Keraguan terhadap Erin dalam memfasilitasi kelas muncul dari
berbagai pihak. Pihak sekolah, Pihak Keluarga, bahkan hal tersebut juga
dipandang oleh siswanya di hari pertama ia mengajar. Hal tersebut tergambar
pada hari pertama Erin di kelas yang dipandang tidak menarik oleh siswanya.
Siswa-siswa
Erin sendiri berasal dari suku dan ras yang berbeda, masing-masing memiliki
latar belakang berbeda pula. Tiap murid duduk di kelas berdasarkan ras.
Hari-hari pertama Erin dalam kelas juga dipenuhi oleh situasi
ketegangan, masing-masing siswa sering terbawa suasana perpecahan.
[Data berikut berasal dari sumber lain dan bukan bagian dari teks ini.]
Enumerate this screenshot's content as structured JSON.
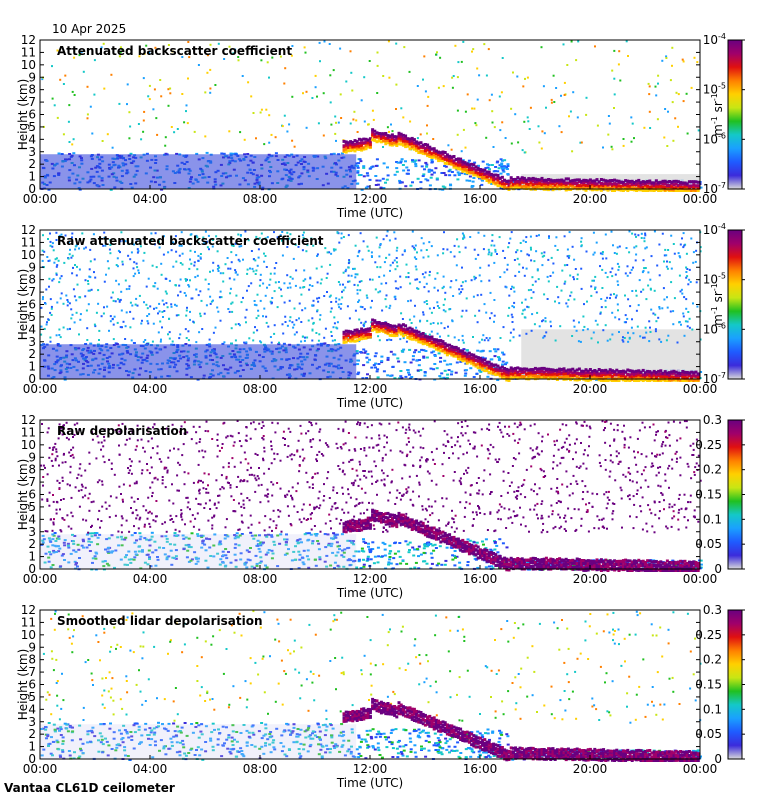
{
  "date_label": "10 Apr 2025",
  "footer_label": "Vantaa CL61D ceilometer",
  "chart_data": [
    {
      "type": "heatmap",
      "title": "Attenuated backscatter coefficient",
      "xlabel": "Time (UTC)",
      "ylabel": "Height (km)",
      "x_ticks": [
        "00:00",
        "04:00",
        "08:00",
        "12:00",
        "16:00",
        "20:00",
        "00:00"
      ],
      "y_ticks": [
        0,
        1,
        2,
        3,
        4,
        5,
        6,
        7,
        8,
        9,
        10,
        11,
        12
      ],
      "ylim": [
        0,
        12
      ],
      "colorbar": {
        "scale": "log",
        "ticks": [
          "10",
          "10",
          "10",
          "10"
        ],
        "exponents": [
          "-4",
          "-5",
          "-6",
          "-7"
        ],
        "unit": "m",
        "unit_exp": "-1",
        "unit2": "sr",
        "unit2_exp": "-1"
      }
    },
    {
      "type": "heatmap",
      "title": "Raw attenuated backscatter coefficient",
      "xlabel": "Time (UTC)",
      "ylabel": "Height (km)",
      "x_ticks": [
        "00:00",
        "04:00",
        "08:00",
        "12:00",
        "16:00",
        "20:00",
        "00:00"
      ],
      "y_ticks": [
        0,
        1,
        2,
        3,
        4,
        5,
        6,
        7,
        8,
        9,
        10,
        11,
        12
      ],
      "ylim": [
        0,
        12
      ],
      "colorbar": {
        "scale": "log",
        "ticks": [
          "10",
          "10",
          "10",
          "10"
        ],
        "exponents": [
          "-4",
          "-5",
          "-6",
          "-7"
        ],
        "unit": "m",
        "unit_exp": "-1",
        "unit2": "sr",
        "unit2_exp": "-1"
      }
    },
    {
      "type": "heatmap",
      "title": "Raw depolarisation",
      "xlabel": "Time (UTC)",
      "ylabel": "Height (km)",
      "x_ticks": [
        "00:00",
        "04:00",
        "08:00",
        "12:00",
        "16:00",
        "20:00",
        "00:00"
      ],
      "y_ticks": [
        0,
        1,
        2,
        3,
        4,
        5,
        6,
        7,
        8,
        9,
        10,
        11,
        12
      ],
      "ylim": [
        0,
        12
      ],
      "colorbar": {
        "scale": "linear",
        "ticks": [
          "0.3",
          "0.25",
          "0.2",
          "0.15",
          "0.1",
          "0.05",
          "0"
        ]
      }
    },
    {
      "type": "heatmap",
      "title": "Smoothed lidar depolarisation",
      "xlabel": "Time (UTC)",
      "ylabel": "Height (km)",
      "x_ticks": [
        "00:00",
        "04:00",
        "08:00",
        "12:00",
        "16:00",
        "20:00",
        "00:00"
      ],
      "y_ticks": [
        0,
        1,
        2,
        3,
        4,
        5,
        6,
        7,
        8,
        9,
        10,
        11,
        12
      ],
      "ylim": [
        0,
        12
      ],
      "colorbar": {
        "scale": "linear",
        "ticks": [
          "0.3",
          "0.25",
          "0.2",
          "0.15",
          "0.1",
          "0.05",
          "0"
        ]
      }
    }
  ],
  "colors": {
    "colormap": [
      "#d9d9d9",
      "#3b2bdb",
      "#1f5bff",
      "#1aa0ff",
      "#14c8c8",
      "#20c020",
      "#c8e614",
      "#ffd000",
      "#ff8000",
      "#e01010",
      "#a0006a",
      "#6a0080"
    ],
    "background": "#ffffff",
    "frame": "#000000"
  }
}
Perang antar
ras pun masih sering terjadi dalam sekolah.
Para murid ingin
belajar bagaimana memperlakukan hidupnya
Pada suatu pertemuan, Erin mengecewakan perilaku muridnya
yang saat itu mengejek Jamal atas rasnya. Erin kemudian menceritakan tentang
tragedi Holocaust. Ia menjelaskan dalam peristiwa tersebut, bagaimana semua orang
berharap agar orang-orang Yahudi dan ras kulit hitam semestinya mati atas
perlakuan mereka.
Hal tersebut sontak dibantah oleh Marcus, salah seorang murid
Erin. Mereka kemudian kecewa atas representatif peristiwa Holocaust yang
dijelaskan Erin seolah-olah juga menyalahkan kehidupan mereka yang saat ini
dalam pertikaian.
“Kau tak tahu penderitaan dan apa yang kami hadapi. Kami
belajar grammar sialan ini di sini
dan kemudian harus kembali ke sana--pertikaian ras yang lebih besar. Apakah
yang kau ajarkan ini akan membuat perubahan dalam hidupku?,” ucap Eva.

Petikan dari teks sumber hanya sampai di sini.